I collect my own datasets and also use government data as well. The combined datasets can have hundreds of thousands of points and are irregular spacings at times. I currently run the processing on a computer set up for photogrammetry that has several GPU's available along with a Thread Ripper CPU. The current best time I am seeing for processing on the CPU with this is PC around 3 hours on a large dataset containing approximately 200,000 data points.

I was wondering if there is any chance the algorithms would run faster on a GPU instead of a CPU. I know they are not optimized at running on a GPU, but is there any plan for future developments to have the option of running larger datasets and more calculation intensive processes on graphics cards?

I know graphics cards don't necessarily mean faster processing and they "speed up" processing by running more parallel streams under the right circumstances. Not all algorithms will run faster in this way though, and that may be the case with my question above.

Thanks for any input and assistance.

Discussion

  • PatHar

    PatHar - 2024-01-20

    Just a follow up to this original post.

    A fair few people have been doing this already using OpenCL and CUDA. I have yet to find any code though.

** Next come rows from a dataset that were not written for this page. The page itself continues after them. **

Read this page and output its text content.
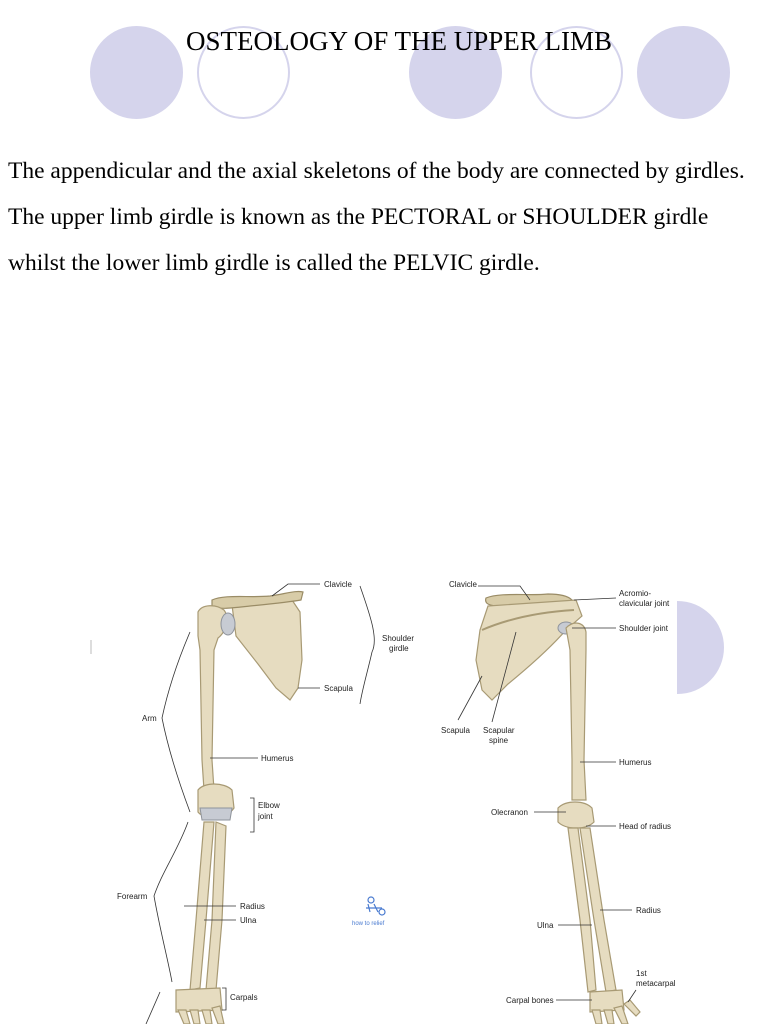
OSTEOLOGY OF THE UPPER LIMB

The appendicular and the axial skeletons of the body are connected by girdles. The upper limb girdle is known as the PECTORAL or SHOULDER girdle whilst the lower limb girdle is called the PELVIC girdle.

Clavicle
Shoulder
girdle
Scapula
Arm
Humerus
Elbow
joint
Forearm
Radius
Ulna
Carpals
how to relief
Clavicle
Acromio-
clavicular joint
Shoulder joint
Scapula Scapular
spine
Humerus
Olecranon
Head of radius
Radius
Ulna
1st
metacarpal
Carpal bones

    https://www.mdpi.com/2220-9964/7/5/193
    https://www.mdpi.com/2220-9964/5/6/96

    these are the some of the easily accessed papers on the topic. There are a large number of papers from 2010 to the present on the topic.

     
  • Justus Spitzmüller

    Greetings,
    I also assume that many of SAGA's previous applications would run significantly faster on a GPU. However, running an application on a GPU usually means completely re-implementing this application. The two papers you mentioned used CUDA and OpenGL respectively for this. This is not viable for us in this form.

    The favored solution would be to use the offloading functions of the multiprocessing library OpenMP, which we already use for multi threading on the CPU. OpenAAC also looks promising to extend OpenMP in the future (The two projects are very closely related).

    Unfortunately, we are currently unable to provide a roadmap for this development in the future. But thank you very much for the input, this has put the topic back on the agenda.